For some years he knocked about without any settled plan. During this period he heard a Socialist holding forth in Stevenson Square, Manchester. As a Tory, he resented the speaker attacking capitalism. An argument ensued and Moses lost both the discussion and his Toryism. His temperament was such that to be beaten fairly in discussion could only have one result. He bacame a convert to Socialism.
Moses Baritz made more than one journey to America, where he made a reputation as a convincing speaker and a brilliant exponent of scientific Socialism. His last trip to the U.S.A. became a world tour—largely involuntary. In 1918 he was arrested and confined in the Immigration Station at Seattle, Wash. It is interesting to note in passing that the American interpretation of democracy at this period did not provide for the formulation of any charges, arrest, detention and ultimate release depending largely on the whim of a few officials.
The writer was arrested and confined in the same building. A political and personal friendship had commenced which has overcome many obstacles and has been terminated only by death.
About September, 1918, Moses was given permission to leave the U.S.A. and he sailed for the Antipodes. His reception there was marked by hostility verging on persecution, and before long he was on the move again. He discovered on his arrival in South Africa that his reputation as a Socialist propagandist had preceded him. The quantity of malicious venom levelled at him proved insurmountable and he landed in England again during the latter half of 1920.
A few years of poverty followed, during his sole income depended on the proceeds of musical lectures illustrated with gramophone records. These lectures were delivered mainly to proletarian audiences and he introduced a class of music that has survived the competition of musical shoddy.
A well-known recording company, appreciating his musical knowledge and recognising his analytical faculties, engaged his services. In the early days of broadcasting he was on the air regularly lecturing on music.
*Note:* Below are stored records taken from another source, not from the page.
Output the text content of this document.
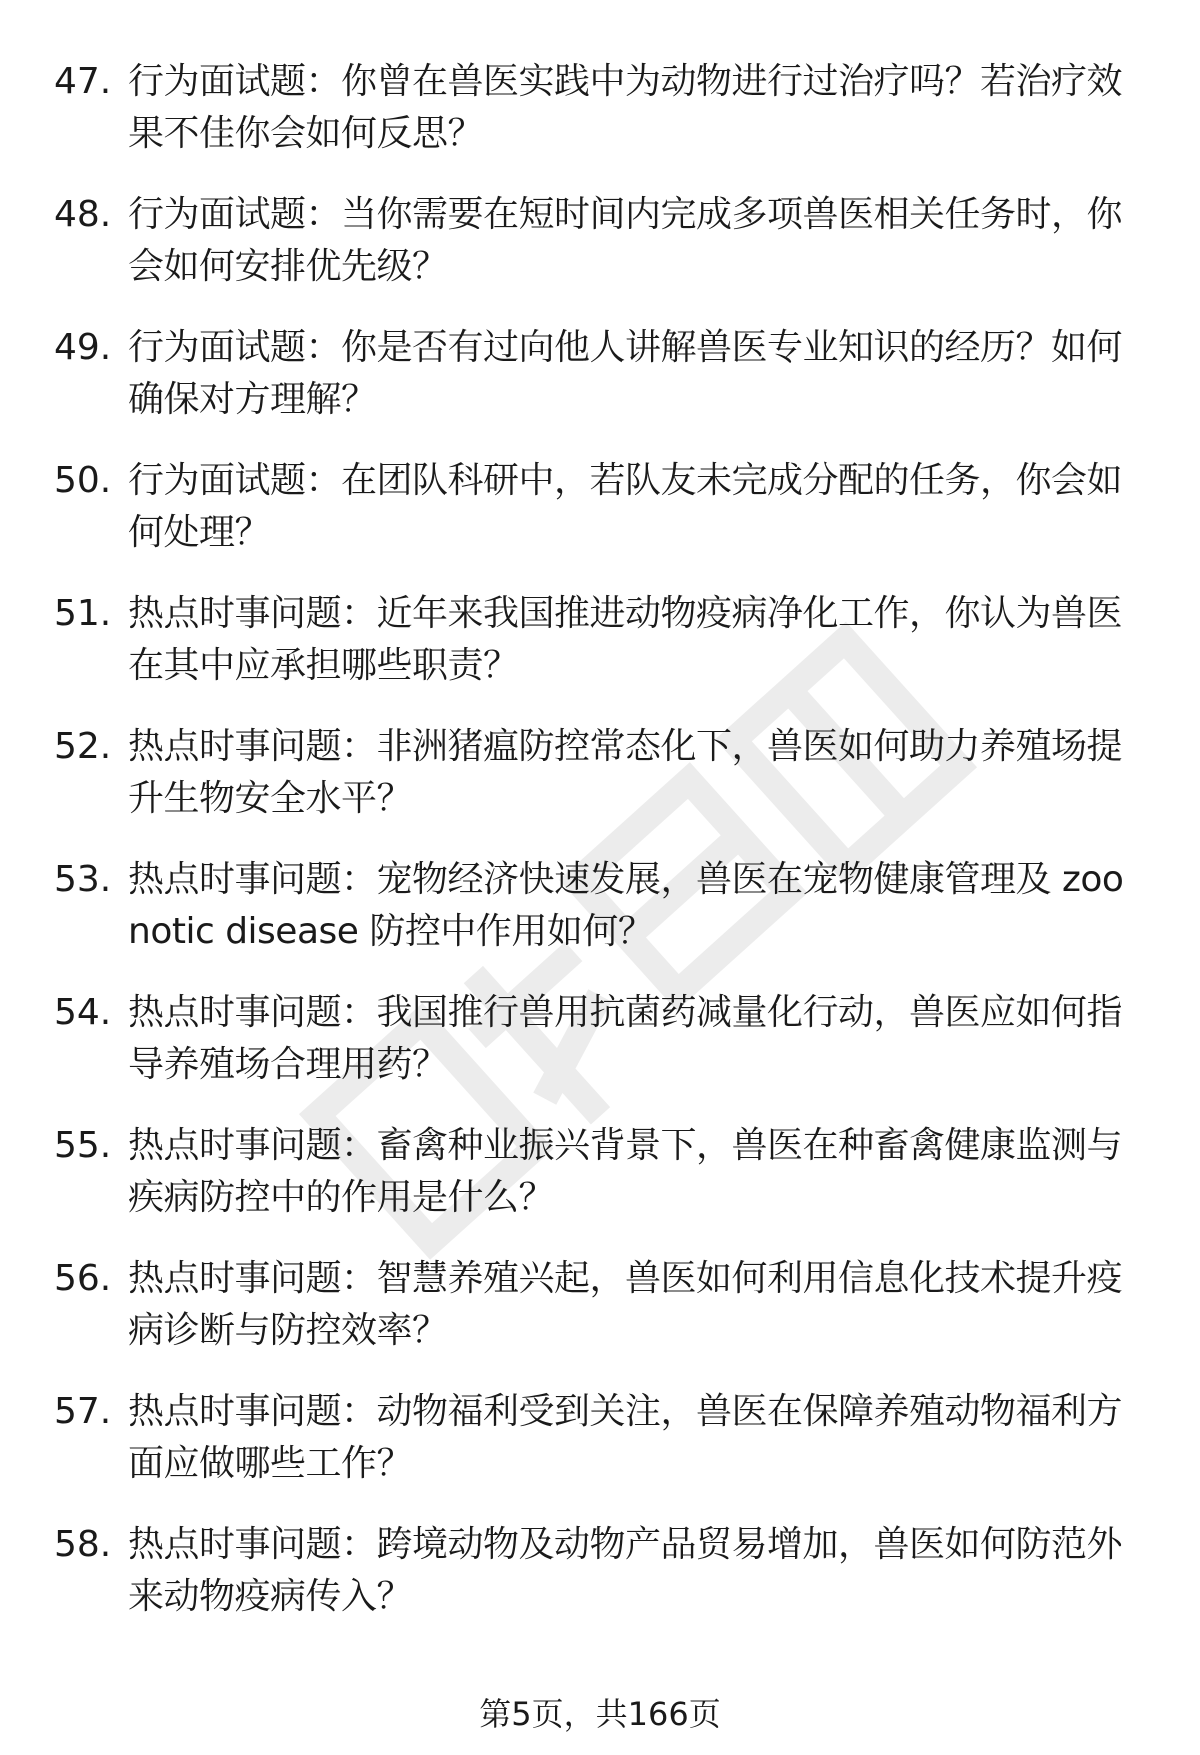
47. 行为面试题：你曾在兽医实践中为动物进行过治疗吗？若治疗效果不佳你会如何反思？
48. 行为面试题：当你需要在短时间内完成多项兽医相关任务时，你会如何安排优先级？
49. 行为面试题：你是否有过向他人讲解兽医专业知识的经历？如何确保对方理解？
50. 行为面试题：在团队科研中，若队友未完成分配的任务，你会如何处理？
51. 热点时事问题：近年来我国推进动物疫病净化工作，你认为兽医在其中应承担哪些职责？
52. 热点时事问题：非洲猪瘟防控常态化下，兽医如何助力养殖场提升生物安全水平？
53. 热点时事问题：宠物经济快速发展，兽医在宠物健康管理及 zoonotic disease 防控中作用如何？
54. 热点时事问题：我国推行兽用抗菌药减量化行动，兽医应如何指导养殖场合理用药？
55. 热点时事问题：畜禽种业振兴背景下，兽医在种畜禽健康监测与疾病防控中的作用是什么？
56. 热点时事问题：智慧养殖兴起，兽医如何利用信息化技术提升疫病诊断与防控效率？
57. 热点时事问题：动物福利受到关注，兽医在保障养殖动物福利方面应做哪些工作？
58. 热点时事问题：跨境动物及动物产品贸易增加，兽医如何防范外来动物疫病传入？
第5页，共166页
Good English and a clear pronunciation were insufficient to survive the demand for an Oxford accent, and Moses bade adieu to the microphone.
His health began to deteriorate about three years ago and he passed through several severe illnesses in the meantime. Nevertheless, no call on his services were ignored and only a few months ago he made his last bow to a Socialist audience at a Bloomsbury meeting, when he concluded his lecture in a state of collapse.
The announcement of his death occasions no surprise to his friends, but it is a painful shock and a great loss. The Socialist Party and the Manchester branch in particular has lost one of its most able and sincere advocates.